A poor woman’s remark in Shopian that she had given her son to Azadi perplexed me deeply. How was she reconciled to the death of a 17-year-old son?
A friend to whom I posed the question suggested I read Cabeiri deBergh Robinson’s Body of Victim, Body of Warrior: Refugee Families and the Making of Kashmiri Jihadists. It was an eye opener. It challenged my earlier notions of jihad. I began to understand how the Islamic concept of social justice and the fight against all forms of oppression can be the bedrock on which the Kashmir struggle is based.
WM: Kashmir often grapples with the questions of its representation by those who are not Kashmiris. How do you see your book in terms of how Kashmir is looked at from outside?
FM: Yes, I agree that there is huge misrepresentation of Kashmir by outsiders. Partly perhaps the history and politics is so complex and fluid, and we remain blinkered by notions of nationalism, Islamophobia and so on. So much is constantly happening in the Valley. It is tough to wrap your head around it. And for Kashmiris it is particularly galling when you are constantly being demonized and demands made to prove your humanity on an absurd scale.

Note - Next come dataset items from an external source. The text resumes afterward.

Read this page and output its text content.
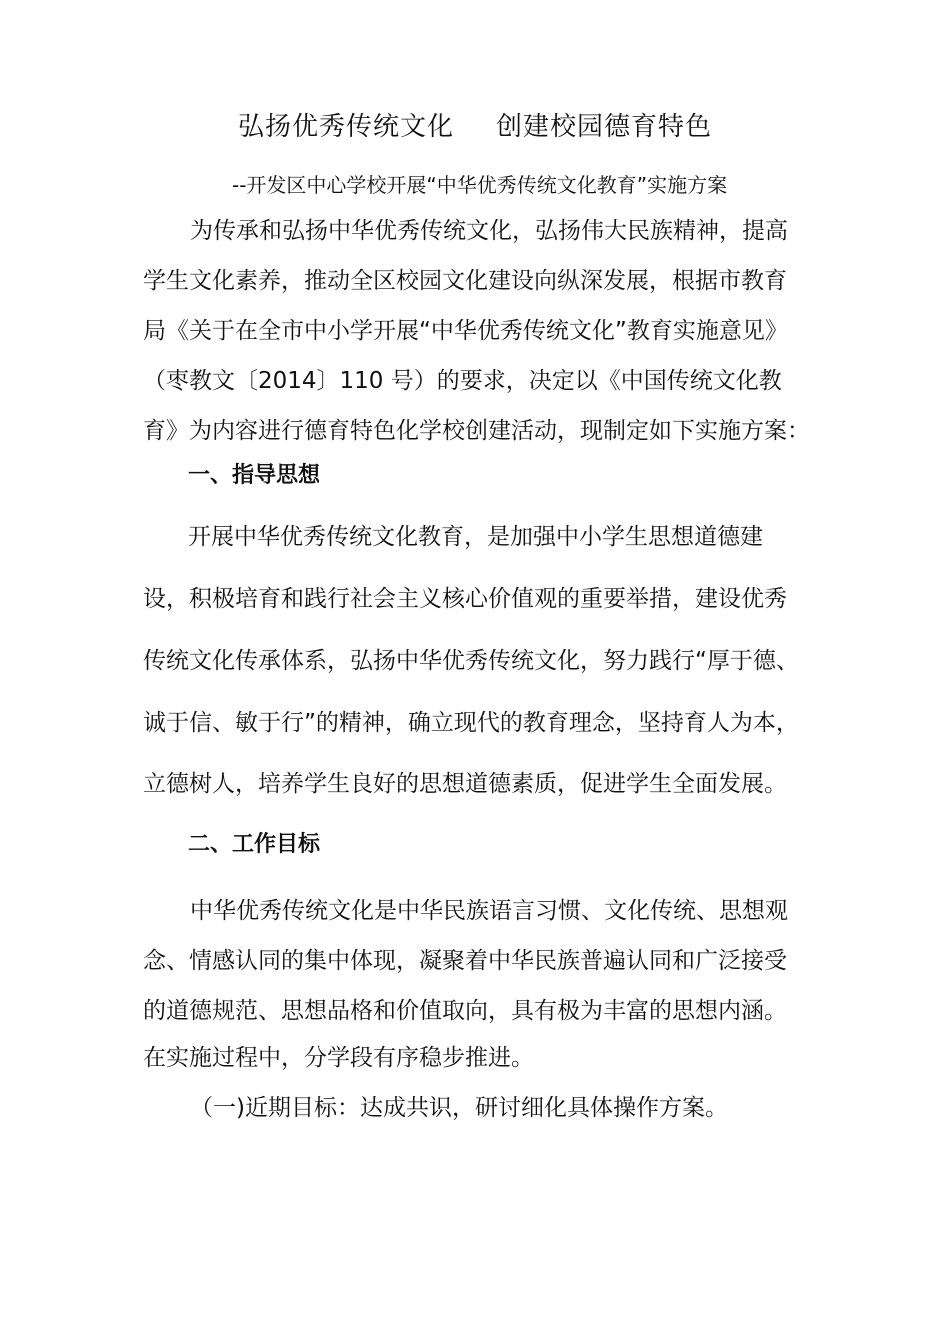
弘扬优秀传统文化 创建校园德育特色
--开发区中心学校开展“中华优秀传统文化教育”实施方案
为传承和弘扬中华优秀传统文化，弘扬伟大民族精神，提高
学生文化素养，推动全区校园文化建设向纵深发展，根据市教育
局《关于在全市中小学开展“中华优秀传统文化”教育实施意见》
（枣教文〔2014〕110 号）的要求，决定以《中国传统文化教
育》为内容进行德育特色化学校创建活动，现制定如下实施方案：
一、指导思想
开展中华优秀传统文化教育，是加强中小学生思想道德建
设，积极培育和践行社会主义核心价值观的重要举措，建设优秀
传统文化传承体系，弘扬中华优秀传统文化，努力践行“厚于德、
诚于信、敏于行”的精神，确立现代的教育理念，坚持育人为本，
立德树人，培养学生良好的思想道德素质，促进学生全面发展。
二、工作目标
中华优秀传统文化是中华民族语言习惯、文化传统、思想观
念、情感认同的集中体现，凝聚着中华民族普遍认同和广泛接受
的道德规范、思想品格和价值取向，具有极为丰富的思想内涵。
在实施过程中，分学段有序稳步推进。
（一)近期目标：达成共识，研讨细化具体操作方案。
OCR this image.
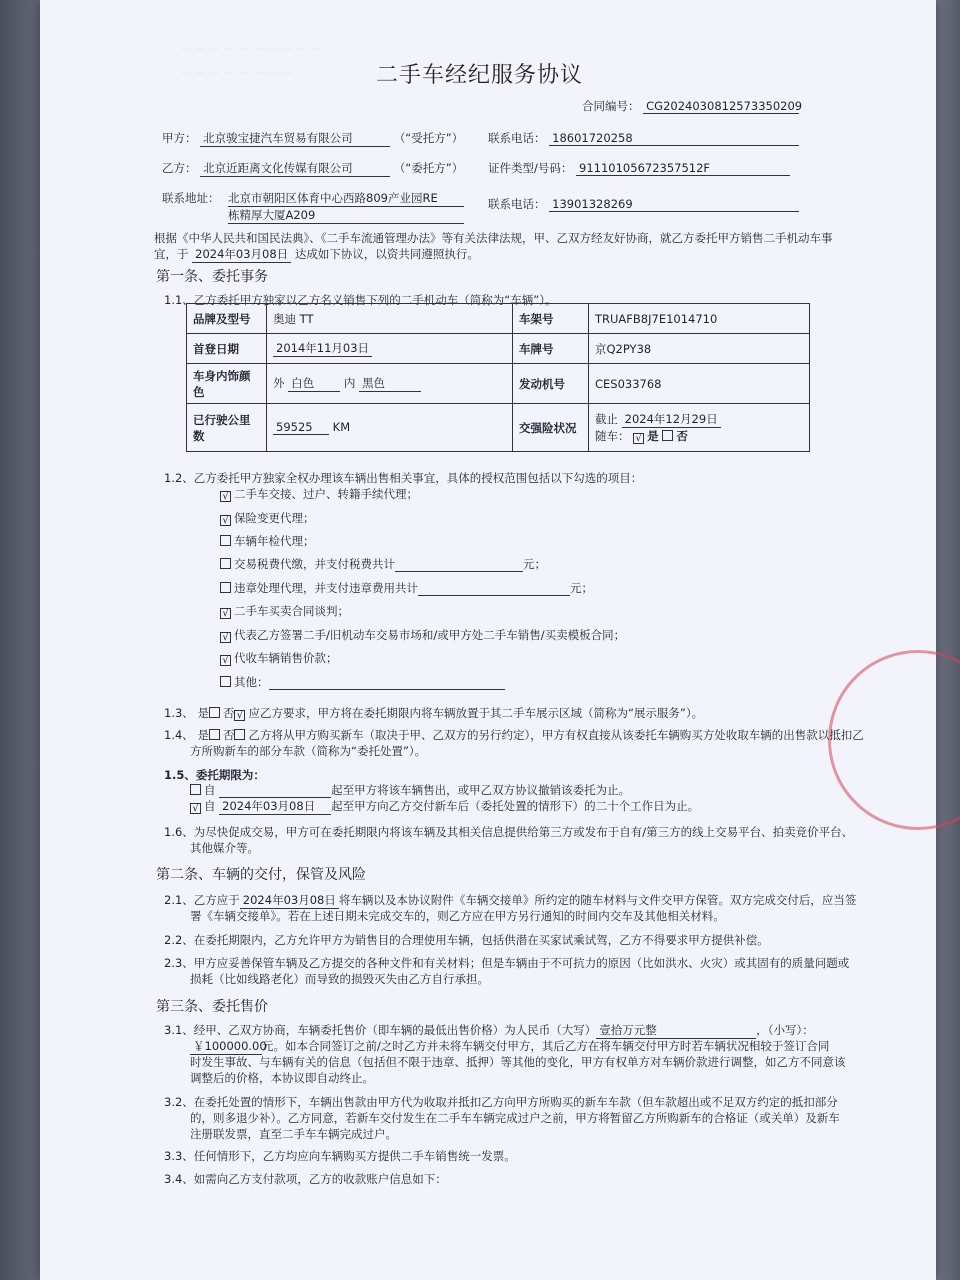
— — — — — — — — — —
— — — — — — — —	二手车经纪服务协议
合同编号： CG20240308125733502​09
甲方： 北京骏宝捷汽车贸易有限公司	（“受托方”） 联系电话： 18601720258
乙方： 北京近距离文化传媒有限公司	（“委托方”） 证件类型/号码： 91110105672357512F
联系地址： 北京市朝阳区体育中心西路809产业园RE
栋精厚大厦A209
联系电话： 13901328269
根据《中华人民共和国民法典》、《二手车流通管理办法》等有关法律法规，甲、乙双方经友好协商，就乙方委托甲方销售二手机动车事
宜，于 2024年03月08日 达成如下协议，以资共同遵照执行。
第一条、委托事务
1.1、乙方委托甲方独家以乙方名义销售下列的二手机动车（简称为“车辆”）。
品牌及型号	奥迪 TT	车架号	TRUAFB8J7E1014710
首登日期	2014年11月03日	车牌号	京Q2PY38
车身内饰颜色	外 白色 内 黑色	发动机号	CES033768
已行驶公里数	59525 KM	交强险状况	截止 2024年12月29日
随车： √ 是 否
1.2、乙方委托甲方独家全权办理该车辆出售相关事宜，具体的授权范围包括以下勾选的项目：
√ 二手车交接、过户、转籍手续代理；
√ 保险变更代理；
车辆年检代理；
交易税费代缴，并支付税费共计	元；
违章处理代理，并支付违章费用共计	元；
√ 二手车买卖合同谈判；
√ 代表乙方签署二手/旧机动车交易市场和/或甲方处二手车销售/买卖模板合同；
√ 代收车辆销售价款；
其他：
1.3、 是 否 √ 应乙方要求，甲方将在委托期限内将车辆放置于其二手车展示区域（简称为“展示服务”）。
1.4、 是 否 乙方将从甲方购买新车（取决于甲、乙双方的另行约定），甲方有权直接从该委托车辆购买方处收取车辆的出售款以抵扣乙
方所购新车的部分车款（简称为“委托处置”）。
1.5、委托期限为：
自	起至甲方将该车辆售出，或甲乙双方协议撤销该委托为止。
√ 自 2024年03月08日 起至甲方向乙方交付新车后（委托处置的情形下）的二十个工作日为止。
1.6、为尽快促成交易，甲方可在委托期限内将该车辆及其相关信息提供给第三方或发布于自有/第三方的线上交易平台、拍卖竞价平台、
其他媒介等。
第二条、车辆的交付，保管及风险
2.1、乙方应于 2024年03月08日 将车辆以及本协议附件《车辆交接单》所约定的随车材料与文件交甲方保管。双方完成交付后，应当签
署《车辆交接单》。若在上述日期未完成交车的，则乙方应在甲方另行通知的时间内交车及其他相关材料。
2.2、在委托期限内，乙方允许甲方为销售目的合理使用车辆，包括供潜在买家试乘试驾，乙方不得要求甲方提供补偿。
2.3、甲方应妥善保管车辆及乙方提交的各种文件和有关材料；但是车辆由于不可抗力的原因（比如洪水、火灾）或其固有的质量问题或
损耗（比如线路老化）而导致的损毁灭失由乙方自行承担。
第三条、委托售价
3.1、经甲、乙双方协商，车辆委托售价（即车辆的最低出售价格）为人民币（大写） 壹拾万元整	，（小写）：
￥100000.00元。如本合同签订之前/之时乙方并未将车辆交付甲方，其后乙方在将车辆交付甲方时若车辆状况相较于签订合同
时发生事故、与车辆有关的信息（包括但不限于违章、抵押）等其他的变化，甲方有权单方对车辆价款进行调整，如乙方不同意该
调整后的价格，本协议即自动终止。
3.2、在委托处置的情形下，车辆出售款由甲方代为收取并抵扣乙方向甲方所购买的新车车款（但车款超出或不足双方约定的抵扣部分
的，则多退少补）。乙方同意，若新车交付发生在二手车车辆完成过户之前，甲方将暂留乙方所购新车的合格证（或关单）及新车
注册联发票，直至二手车车辆完成过户。
3.3、任何情形下，乙方均应向车辆购买方提供二手车销售统一发票。
3.4、如需向乙方支付款项，乙方的收款账户信息如下：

In my book I have tried to share my understanding of Kashmir while being very conscious of the fact that I am an outsider. However, I think as a woman, one has the advantage of sometimes surmounting this “outsider” barrier and being able to invoke empathy at a broader level. For example, when it comes to sexual violence, I think it is far easier for women to accept that such huge violence does take place and that there are immense difficulties in demanding justice.
Also, the evocation of sentiments as mothers and as daughters does strike a chord with Indian women whose understanding of Kashmir’s politics may otherwise be limited. In one or two reviews Indian women wrote of the deep pain they felt after reading about the suffering of Kashmir’s children.
WM: In your book you chart narratives of women and children who have lived through extreme militarization and now are telling their stories. Do you think memorialisation or story-telling somehow has a therapeutic effect on the society that has experienced war?
FM: A Kashmiri friend and researcher was telling me how interested she is in the way women memorialize, of what they consciously choose to remember when they narrate their stories. It is indeed fascinating. I have been thinking about this and how each woman will bring up some detail that makes her story so compelling. I have also wondered at the generosity with which they shared their stories with me - a total stranger.
One friend has suggested that perhaps there is a catharsis when they open up to strangers since there are, perhaps far too many voices of pain within their own community. Or, then, besides the catharsis, is there an innate deep political awareness that realizes some stories have to be told, re told and re told?
This is perhaps common to many struggles. I am reminded of Arvind Narain, activist and legal scholar, who asks how do we understand the role of memory and how central is memorialisation and remembrance as political acts to the question of establishment of rights. Narain notes how the well- known Dalit Panther of India Thol. Thirumavalavan sees the political uses of memory and the way it is used as part of a political struggle against forgetting.